Remove unwanted entries from DB

Issue #479 resolved
Tim de Wit
created an issue

Due to regular crashes of qrscu.py (issues #476, #478) some data is only partially present in the DB (e.g. with empty station name, empty study description), resulting in entries "Error has occurred - import probably unsuccessful" in the summary table.
When trying to remove these from the remapp_generalstudymoduleattr table (using phppgadmin), I'm running against foreign key constraints. Apparenty Django doesn't support "delete on cascade", but instead recursively deletes all related entries itself (for instance when deleting data via the web interface).
After fixing a particular bug I would like to reprocess the missing data, but I can't remove it, and also can't reprocess because the studyinstanceuid's are already present.
There's no way of deleting this data from the web interface as filtering on displayname=None doesn't work. Is there any other way?

Comments (43)

  1. Ed McDonagh

    For you, yes, for others, not so much.

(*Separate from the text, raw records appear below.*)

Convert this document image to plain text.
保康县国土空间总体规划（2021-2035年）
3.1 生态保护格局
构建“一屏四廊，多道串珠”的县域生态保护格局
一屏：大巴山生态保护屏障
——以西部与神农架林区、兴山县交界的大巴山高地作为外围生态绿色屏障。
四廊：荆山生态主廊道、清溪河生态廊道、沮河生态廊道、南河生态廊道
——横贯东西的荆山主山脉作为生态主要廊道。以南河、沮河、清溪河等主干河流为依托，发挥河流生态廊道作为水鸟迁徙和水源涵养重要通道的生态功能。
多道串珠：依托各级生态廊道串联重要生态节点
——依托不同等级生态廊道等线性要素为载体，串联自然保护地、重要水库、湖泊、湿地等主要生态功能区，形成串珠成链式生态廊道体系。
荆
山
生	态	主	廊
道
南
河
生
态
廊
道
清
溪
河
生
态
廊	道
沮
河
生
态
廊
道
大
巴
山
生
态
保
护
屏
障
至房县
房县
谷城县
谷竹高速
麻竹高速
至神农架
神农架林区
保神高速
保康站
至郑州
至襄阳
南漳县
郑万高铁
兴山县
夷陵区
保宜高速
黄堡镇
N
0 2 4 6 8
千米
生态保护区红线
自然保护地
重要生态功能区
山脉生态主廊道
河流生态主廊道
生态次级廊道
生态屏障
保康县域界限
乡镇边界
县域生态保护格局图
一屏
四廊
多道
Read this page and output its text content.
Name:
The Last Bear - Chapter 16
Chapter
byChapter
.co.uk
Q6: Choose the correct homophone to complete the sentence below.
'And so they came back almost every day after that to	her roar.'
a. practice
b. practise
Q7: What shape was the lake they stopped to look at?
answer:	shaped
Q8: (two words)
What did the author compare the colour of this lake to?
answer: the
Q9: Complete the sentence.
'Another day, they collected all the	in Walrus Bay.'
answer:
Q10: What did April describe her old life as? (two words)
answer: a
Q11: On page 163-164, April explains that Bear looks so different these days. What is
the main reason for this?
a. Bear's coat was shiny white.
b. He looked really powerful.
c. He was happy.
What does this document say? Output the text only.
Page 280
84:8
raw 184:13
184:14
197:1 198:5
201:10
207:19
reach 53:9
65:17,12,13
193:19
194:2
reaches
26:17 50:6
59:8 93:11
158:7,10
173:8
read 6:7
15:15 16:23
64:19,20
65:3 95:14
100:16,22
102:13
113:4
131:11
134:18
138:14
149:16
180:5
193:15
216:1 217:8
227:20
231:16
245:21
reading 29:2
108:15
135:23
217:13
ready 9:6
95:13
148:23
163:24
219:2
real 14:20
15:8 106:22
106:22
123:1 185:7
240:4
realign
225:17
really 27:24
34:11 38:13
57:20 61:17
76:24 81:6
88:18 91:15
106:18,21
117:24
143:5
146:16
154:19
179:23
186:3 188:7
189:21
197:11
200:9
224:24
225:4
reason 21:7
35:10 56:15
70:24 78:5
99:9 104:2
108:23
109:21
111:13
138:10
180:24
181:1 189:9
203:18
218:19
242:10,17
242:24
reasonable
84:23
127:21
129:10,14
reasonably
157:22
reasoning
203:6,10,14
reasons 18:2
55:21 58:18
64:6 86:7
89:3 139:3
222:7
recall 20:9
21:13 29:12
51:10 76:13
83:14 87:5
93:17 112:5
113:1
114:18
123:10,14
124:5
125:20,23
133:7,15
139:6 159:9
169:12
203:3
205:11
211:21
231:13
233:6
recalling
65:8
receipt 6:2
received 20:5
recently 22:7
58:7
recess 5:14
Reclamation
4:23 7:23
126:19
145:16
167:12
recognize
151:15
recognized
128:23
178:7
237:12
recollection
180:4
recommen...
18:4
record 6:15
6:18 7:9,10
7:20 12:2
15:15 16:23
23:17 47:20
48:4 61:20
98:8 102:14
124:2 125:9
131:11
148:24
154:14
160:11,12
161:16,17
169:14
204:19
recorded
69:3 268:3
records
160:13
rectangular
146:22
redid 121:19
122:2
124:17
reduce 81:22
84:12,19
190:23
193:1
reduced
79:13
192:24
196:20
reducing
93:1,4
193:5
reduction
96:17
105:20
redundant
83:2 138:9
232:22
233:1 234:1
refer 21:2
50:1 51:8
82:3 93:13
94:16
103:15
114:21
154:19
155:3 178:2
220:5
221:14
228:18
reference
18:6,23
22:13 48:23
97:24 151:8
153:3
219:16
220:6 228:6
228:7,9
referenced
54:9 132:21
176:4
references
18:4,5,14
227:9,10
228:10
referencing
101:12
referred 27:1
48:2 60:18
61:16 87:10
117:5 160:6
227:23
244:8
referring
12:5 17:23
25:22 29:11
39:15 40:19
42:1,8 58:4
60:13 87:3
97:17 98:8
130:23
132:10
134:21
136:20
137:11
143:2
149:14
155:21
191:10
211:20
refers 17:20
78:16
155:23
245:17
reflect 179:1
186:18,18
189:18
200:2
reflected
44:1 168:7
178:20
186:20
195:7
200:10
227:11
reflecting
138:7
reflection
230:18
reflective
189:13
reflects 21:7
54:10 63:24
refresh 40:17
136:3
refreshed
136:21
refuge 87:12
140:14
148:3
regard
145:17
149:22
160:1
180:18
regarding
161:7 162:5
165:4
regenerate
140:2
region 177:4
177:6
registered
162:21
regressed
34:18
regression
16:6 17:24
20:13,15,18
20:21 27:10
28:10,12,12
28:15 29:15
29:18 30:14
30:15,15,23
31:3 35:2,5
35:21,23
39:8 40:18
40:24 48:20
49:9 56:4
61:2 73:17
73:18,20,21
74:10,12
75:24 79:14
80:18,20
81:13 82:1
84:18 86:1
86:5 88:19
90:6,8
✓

    phppgadmin should have worked - I've successfully done this with pgAdmin before - I just had to make sure that delete on cascade was enabled.

    I usually use a variation on the instructions to delete all the records, but do some filtering first. Always remember to backup the database before doing this!.

    I find it helpful to assign one of the records to a variable in the shell to enable 'dot-tab' completion (b=a[0]). Also there are a couple of out-of-date png files in the stuff folder that show the database with and without CT. The with CT one is horrible to review!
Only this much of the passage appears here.